Senado aprova texto-base de projeto sobre medidas para amenizar impactos do “tarifaço” no Brasil
O plenário do Senado Federal aprovou, nesta terça-feira (24), medidas emergenciais para amenizar o impacto do “tarifaço” do governo dos Estados Unidos a produtos brasileiros. Sob a condução do presidente Davi Alcolumbre (União-AP), a Casa aprovou o texto-base do Projeto de Lei Complementar (PLP) 168/2025, apresentado pelo líder do governo na Casa, Jaques Wagner (PT-BA), criando um espaço fiscal temporário para socorrer empresas brasileiras atingidas pela decisão americana.
Os destaques apresentados ao PLP deverão ser analisados na próxima terça-feira (30) para, então, seguir para análise da Câmara dos Deputados. A proposta abre espaço excepcional para a União realocar despesas e renúncias fiscais para diminuir o prejuízo dos produtores e empresas exportadoras brasileiras. Pelo projeto, essas despesas e renúncias fiscais não serão consideradas nas metas de resultado primário previstas na Lei de Responsabilidade Fiscal e nos limites de despesa do Novo Arcabouço Fiscal.

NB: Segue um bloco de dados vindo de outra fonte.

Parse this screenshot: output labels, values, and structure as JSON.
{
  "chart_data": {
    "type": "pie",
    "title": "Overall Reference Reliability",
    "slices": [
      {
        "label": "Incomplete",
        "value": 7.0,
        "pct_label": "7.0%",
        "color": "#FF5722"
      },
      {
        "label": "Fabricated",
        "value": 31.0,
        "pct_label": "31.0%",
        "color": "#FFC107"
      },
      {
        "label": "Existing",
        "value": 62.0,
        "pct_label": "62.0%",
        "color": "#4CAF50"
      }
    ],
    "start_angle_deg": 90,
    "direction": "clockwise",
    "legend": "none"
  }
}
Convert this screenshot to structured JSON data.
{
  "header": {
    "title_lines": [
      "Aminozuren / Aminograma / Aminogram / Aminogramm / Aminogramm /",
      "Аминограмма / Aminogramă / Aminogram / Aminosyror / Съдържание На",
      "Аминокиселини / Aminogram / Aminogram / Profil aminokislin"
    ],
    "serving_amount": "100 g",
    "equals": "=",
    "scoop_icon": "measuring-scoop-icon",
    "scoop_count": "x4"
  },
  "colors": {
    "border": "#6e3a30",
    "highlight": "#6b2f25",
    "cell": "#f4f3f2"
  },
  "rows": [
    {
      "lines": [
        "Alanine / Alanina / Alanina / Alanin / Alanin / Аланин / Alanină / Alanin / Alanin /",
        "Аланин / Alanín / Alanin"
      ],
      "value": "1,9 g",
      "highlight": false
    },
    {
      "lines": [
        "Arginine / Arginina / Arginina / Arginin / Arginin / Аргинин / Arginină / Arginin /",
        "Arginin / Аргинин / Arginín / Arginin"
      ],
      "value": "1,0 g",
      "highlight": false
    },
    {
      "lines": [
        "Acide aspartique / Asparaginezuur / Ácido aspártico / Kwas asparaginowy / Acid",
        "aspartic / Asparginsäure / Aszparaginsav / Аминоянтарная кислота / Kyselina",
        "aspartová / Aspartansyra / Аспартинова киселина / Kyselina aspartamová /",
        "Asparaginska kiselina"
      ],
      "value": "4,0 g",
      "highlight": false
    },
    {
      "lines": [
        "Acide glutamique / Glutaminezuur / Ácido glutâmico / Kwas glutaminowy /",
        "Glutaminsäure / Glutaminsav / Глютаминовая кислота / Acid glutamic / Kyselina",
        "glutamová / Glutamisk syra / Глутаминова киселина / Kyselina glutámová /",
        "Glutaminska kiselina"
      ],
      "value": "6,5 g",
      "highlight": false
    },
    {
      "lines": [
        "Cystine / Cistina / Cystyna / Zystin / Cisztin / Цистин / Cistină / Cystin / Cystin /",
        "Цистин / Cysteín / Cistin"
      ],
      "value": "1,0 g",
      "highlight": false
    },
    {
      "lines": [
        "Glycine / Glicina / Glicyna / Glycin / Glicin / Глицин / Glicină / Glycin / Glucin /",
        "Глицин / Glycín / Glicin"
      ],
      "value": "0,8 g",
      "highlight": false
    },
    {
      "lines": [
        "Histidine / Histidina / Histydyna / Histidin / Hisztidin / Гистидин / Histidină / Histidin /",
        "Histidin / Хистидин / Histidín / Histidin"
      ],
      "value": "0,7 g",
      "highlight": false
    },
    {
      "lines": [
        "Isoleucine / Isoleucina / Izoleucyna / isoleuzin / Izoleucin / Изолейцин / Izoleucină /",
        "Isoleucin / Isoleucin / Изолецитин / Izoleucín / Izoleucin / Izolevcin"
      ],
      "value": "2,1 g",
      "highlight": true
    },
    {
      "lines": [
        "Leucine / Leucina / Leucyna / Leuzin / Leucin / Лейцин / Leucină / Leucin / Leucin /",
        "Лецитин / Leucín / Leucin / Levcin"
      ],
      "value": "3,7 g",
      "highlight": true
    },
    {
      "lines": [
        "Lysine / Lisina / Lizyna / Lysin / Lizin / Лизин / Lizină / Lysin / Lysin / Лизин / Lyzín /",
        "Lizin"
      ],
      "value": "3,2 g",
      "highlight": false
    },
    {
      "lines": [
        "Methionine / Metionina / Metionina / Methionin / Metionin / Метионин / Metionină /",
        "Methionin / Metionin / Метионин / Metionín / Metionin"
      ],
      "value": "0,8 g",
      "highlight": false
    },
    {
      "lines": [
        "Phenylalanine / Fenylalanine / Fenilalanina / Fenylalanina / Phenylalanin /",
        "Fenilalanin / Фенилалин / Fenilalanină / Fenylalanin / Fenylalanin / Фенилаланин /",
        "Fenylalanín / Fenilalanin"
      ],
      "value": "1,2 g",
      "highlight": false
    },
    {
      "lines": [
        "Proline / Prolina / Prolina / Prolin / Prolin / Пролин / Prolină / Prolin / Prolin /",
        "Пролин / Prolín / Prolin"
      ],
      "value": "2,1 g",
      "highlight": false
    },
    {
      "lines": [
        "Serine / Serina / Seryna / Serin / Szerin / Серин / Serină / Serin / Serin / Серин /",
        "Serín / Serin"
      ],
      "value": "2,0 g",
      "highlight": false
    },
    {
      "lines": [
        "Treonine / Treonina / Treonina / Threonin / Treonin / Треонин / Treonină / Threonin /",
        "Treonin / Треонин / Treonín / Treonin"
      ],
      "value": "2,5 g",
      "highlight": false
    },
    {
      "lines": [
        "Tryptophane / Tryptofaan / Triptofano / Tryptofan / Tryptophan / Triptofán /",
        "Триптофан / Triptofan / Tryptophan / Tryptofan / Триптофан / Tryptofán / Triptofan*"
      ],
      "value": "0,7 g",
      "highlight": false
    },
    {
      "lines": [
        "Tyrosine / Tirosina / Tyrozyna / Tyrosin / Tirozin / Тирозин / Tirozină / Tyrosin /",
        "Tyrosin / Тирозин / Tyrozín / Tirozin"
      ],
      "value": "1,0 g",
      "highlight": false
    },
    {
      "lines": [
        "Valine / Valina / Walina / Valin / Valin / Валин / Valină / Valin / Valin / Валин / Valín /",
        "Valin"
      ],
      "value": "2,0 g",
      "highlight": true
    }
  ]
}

Entre as medidas estabelecidas pela proposta estão o reforço a fundos que garantem crédito aos exportadores e o aumento temporário da devolução de impostos de exportação pelo Regime Especial de Reintegração de Valores Tributários para as Empresas Exportadoras (Reintegra). O programa - criado para incentivar a exportação de produtos manufaturados - devolve às empresas exportadoras de produtos industrializados um percentual dos tributos pagos na cadeia produtiva.
Atualmente, o percentual de devolução varia entre 0,1% a 3%, e pode ser acrescido em até 2% em casos especiais. O texto eleva o percentual de acréscimo para até 3%, no caso de exportações afetadas pelas novas tarifas americanas. Relatado pelo senador Veneziano Vital do Rêgo (MDB-PB), o projeto dá continuidade ao teor da Medida Provisória (MP) 1.309/2025, editada em agosto, que liberou crédito de R$ 30 bilhões para empresas exportadoras aos Estados Unidos e afetadas pelo tarifaço.
Parceria entre SUS e rede privada
Os senadores também acataram proposta legislativa que ajudará milhões de pacientes do Sistema Único de Saúde (SUS). A Medida Provisória (MP) 1.301/2025 cria o programa “Agora tem Especialistas” e incentiva parcerias entre o SUS com hospitais privados para acelerar o atendimento de pacientes do setor público com médicos especialistas. Relatada pelo senador Otto Alencar (PSD-BA), a matéria segue para promulgação.
Pela proposta, o programa tentará ampliar o atendimento por meio de três eixos principais: credenciamento de hospitais privados para atendimento a usuários do SUS com pagamento em créditos tributários; troca de débitos de operadoras de planos de saúde por prestação de serviços assistenciais; e execução direta, pela União, de ações e serviços especializados em situações de urgência.
Dados do Ministério da Saúde (MS) mostram que a concentração de médicos especialistas é desproporcional nos estados, sendo que apenas 10% dos especialistas médicos do país atendem no Sistema Único de Saúde. Ainda segundo o MS, os custos em tratamento de câncer cresceram 37% devido à falta de assistência aos pacientes que, na maioria das vezes, deslocam-se por até 870 quilômetros para ter acesso a cuidados médicos.
Senado Verifica
Durante a sessão, o presidente Davi Alcolumbre anunciou o lançamento do novo portal do Senado Verifica, sistema de checagem da veracidade das notícias sobre o Senado Federal. O projeto foi lançado em 2020, na primeira gestão de Alcolumbre como chefe do Legislativo. “Tive a honra de presidir esta Casa nos difíceis dias da pandemia, quando criamos o Senado Verifica. Uma ferramenta simples, mas fundamental, para combater notícias falsas sobre o Senado e o trabalho legislativo”.
Além do serviço de checagens acessíveis ao cidadão sobre a veracidade de uma notícia, o novo portal oferece conteúdos de educação para o uso responsável da informação. “Não vamos apenas reagir à desinformação. Vamos ajudar a sociedade a se proteger dela. Com conhecimento, com transparência e com informação de qualidade, o Senado cumpre o seu papel no combate a fake news”, disse Alcolumbre.